Immigration: New Report Claims ICE is Becoming More Intrusive

In the corner of Snyder Avenue and 8th street in South Philadelphia, Juntos, a local grassroots organization, held a meeting regarding information that angered the local immigration community.

A recent report by The National Day Laborer Organizing Network suggests that the U.S. Immigration Custom Enforcement are becoming more aggressive as the Obama administration continues to postpone their promise to change the immigration policy since the beginning of the year.

Juntos contributed information to NDLON, including the movement and interactions of ICE in Philly and the surrounding counties.

Back in March 2014, the organization accompanied other local non-profits in City Hall to witness Mayor Nutter sign a policy to cut all ties between ICE and the Philadelphia Police Department. Six months later, ICE changed their tactics by communicating with other city officials for leads and arresting people in different locations, such as their homes or within their community.

“We are asked to wait to reform immigration policies that he himself has called ‘inhumane,'” said Erika Almiron, the Executive Director of Juntos. “And meanwhile, ICE agents are again eroding trust between communities and local government with new tactics that violate our civil and human rights.”

BarrenecheaGreenFall14News1Jasmine Rivera, a lead organizer for Juntos, stated in the report that ICE had constant contact with district attorneys from various counties. She also explained that in Chester county, the juvenile court system “reports all undocumented juveniles to ICE.”
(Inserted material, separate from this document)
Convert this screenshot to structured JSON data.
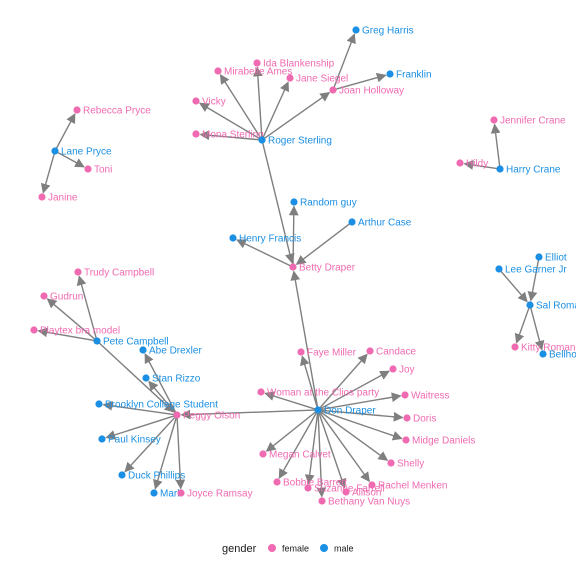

According to The Transactional Records Access Clearinghouse, an online immigration database, about 38,000 immigrants were prosecuted for entering the country illegally in  2014, which is a 39 percent decrease from the previous year. However, prosecutions rose significantly during the Obama Administration. In 2007, there were 39,458 prosecutions for entering the United States illegally. In the following year, the number rose to 79,431 – a 50 percent increase – after Obama was settled into the White House.

The NDLON report also states how ICE is retaliating against organizations for their advocacy against deportation. Testimonies from non-profit organizations in other states, such as Arizona, claimed ICE has made it difficult for families to visit their loved ones in detention centers. Some even claimed that some are held in solitary confinement.

In New York, a small charge can also lead up to deportation. According to the report, a member of Families for Freedom claimed that he received a call about a person who was arrested for a small amount of marijuana, but was picked up by ICE during his probation visit. Under New York law, the penalty for possession of less than two ounces of marijuana is a fine of $100.

In Philadelphia, Juntos and other organizations have protested in front of the local ICE office near Center City in the past. They all have tried, and will continue to show support for undocumented immigrants and their families.

“We are sending a message to the local Philadelphia ICE office,” said Pilar Molina, a leader in the Juntos organization. “Your rogue tactics will not be tolerated in our communities. Practices that rely heavily on racial profiling harm our families and must be ended. We will not stop until you are out of our communities and our families are safe.”